Opinion

Did an emergency text message keep our lights on? Yes and no

Wind-driven generators capture and deliver energy. (Photo: VG Foto, via Shutterstock)

OPINION. When Californians received an emergency text alert recently urging them to cut energy use, they probably didn’t know how much they were needed to avoid power outages. Electricity demand almost surpassed supply during a record heat wave worsened by climate change. And yet, unlike August 2020, outages never came.

California’s grid operators pulled off what seemed to be a miracle. This achievement was complex, but state policies that have added new solar, wind, and batteries were crucial, along with unprecedented electricity demand management tactics like those text messages. Clean energy technologies helped keep our grid running.

But climate change and extreme temperatures aren’t going away. State officials can act now by planning to better manage demand and accelerating deployment of clean energy, including offshore wind and geothermal alongside solar and batteries, to ensure we comfortably beat the heat.

This text message was followed almost immediately by a roughly 2,000 MW reduction in electricity demand.

Over the last two years, California has invested in adding clean energy from solar panels, batteries, and wind turbines. During the heat wave’s hottest day on Sept. 6, almost 2,000 more megawatts (MW) of renewables supplied electricity to the state compared to the hottest day of the August 2020 heat wave – enough to power more than 300,000 homes.

People may think additional solar doesn’t help meet high power demand when the sun sets, but those new solar panels were charging thousands of new batteries all day. Those batteries then supplied nearly 3,000 MW of power to the grid when we needed it most. In contrast, during the 2020 heat event, battery power reached a maximum of about 100 MW, just 5 percent of what was available this time around.

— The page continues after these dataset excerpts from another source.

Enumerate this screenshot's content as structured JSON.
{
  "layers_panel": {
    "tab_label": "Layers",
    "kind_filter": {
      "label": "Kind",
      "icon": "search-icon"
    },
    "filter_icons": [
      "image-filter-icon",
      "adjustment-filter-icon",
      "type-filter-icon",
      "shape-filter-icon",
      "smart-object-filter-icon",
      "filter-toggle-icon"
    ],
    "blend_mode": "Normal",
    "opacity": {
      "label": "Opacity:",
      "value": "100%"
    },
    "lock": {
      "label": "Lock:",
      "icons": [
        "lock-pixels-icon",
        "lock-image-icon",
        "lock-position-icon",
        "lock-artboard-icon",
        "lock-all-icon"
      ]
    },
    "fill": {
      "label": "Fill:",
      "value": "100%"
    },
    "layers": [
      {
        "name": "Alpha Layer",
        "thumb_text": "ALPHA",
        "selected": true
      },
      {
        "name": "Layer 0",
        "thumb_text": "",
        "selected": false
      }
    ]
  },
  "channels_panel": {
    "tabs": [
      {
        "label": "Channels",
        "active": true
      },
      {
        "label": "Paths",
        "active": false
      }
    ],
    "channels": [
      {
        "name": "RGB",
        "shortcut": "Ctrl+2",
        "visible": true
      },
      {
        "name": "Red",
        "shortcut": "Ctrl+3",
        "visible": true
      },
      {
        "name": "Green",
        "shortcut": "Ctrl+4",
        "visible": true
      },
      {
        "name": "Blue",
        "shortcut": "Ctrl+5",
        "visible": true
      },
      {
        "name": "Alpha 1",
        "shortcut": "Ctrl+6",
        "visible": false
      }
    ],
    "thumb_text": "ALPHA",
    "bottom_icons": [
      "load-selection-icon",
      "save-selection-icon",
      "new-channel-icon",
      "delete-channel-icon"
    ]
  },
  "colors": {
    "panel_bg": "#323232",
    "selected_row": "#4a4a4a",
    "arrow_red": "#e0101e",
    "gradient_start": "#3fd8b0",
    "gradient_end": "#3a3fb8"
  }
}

California’s grid operators bolstered these new clean energy resources by using the emergency alert system for electricity demand, sending residents a text message asking them to conserve power. This text message was followed almost immediately by a roughly 2,000 MW reduction in electricity demand, equal to the Diablo Canyon nuclear plant’s output. This strategy, called “demand response,” is one of the best options in our reliability toolbox because it doesn’t require new power plants.

While this performance was impressive, relying on emergency alerts is a risky long-term approach. Instead, state officials can automate the process using existing technology to better tap this vast potential to reduce or shift electricity usage.

“Aggregators,” like Tesla’s Virtual Power Plant or OhmConnect, are employing tools like smart thermostats to simultaneously shift usage from thousands of customers to times of lower demand. They even pay people for altering their energy use, via California’s electricity markets, given the value it provides to the entire state.

So what does the recent heat wave mean for our future? With worsening heat, California must stay focused on adding new renewables and batteries as quickly as possible while implementing comprehensive automated demand response programs.

Accelerating clean energy buildout is crucial to meeting growing electricity demand while cutting power plant pollution—gas was still the biggest share of the state’s electricity supply on the hottest day of the heat wave.

California is already acting. The state legislature demonstrated its commitment last month by passing ambitious climate legislation including a 90 percent clean electricity target by 2035. And the California Public Utilities Commission (CPUC) is ensuring state utilities invest in enough renewable energy to hit 86 percent clean electricity by 2032.

Succeeding involves overcoming obstacles like delays implementing the CPUC’s 2021 reliability procurement order, which requires enough new clean energy to power 2.5 million homes. Hurdles to reaching the plan’s targets include long wait times to connect to the grid and lingering supply chain issues. Unfortunately, the public lacks clear data attributing delays to these causes or identifying others. Regulators should transparently track and report sources of delays to quickly address barriers to building reliability infrastructure.

Having a broader set of resources is also critical. California is smartly thinking ahead here, too, recently targeting up to 5,000 MW of offshore wind energy by 2030. Geothermal energy, currently being tapped in the Salton Sea, could be another useful clean power source.

Though we all breathed a sigh of relief after making it through this crisis, California’s leaders must add more of these clean resources to our grid, so we can rest easier in a hotter, drier future.

Editor’s Note: Anand Gopal is the executive director of policy research at Energy Innovation, a nonpartisan energy and environmental firm. Michelle Solomon is a  policy analyst.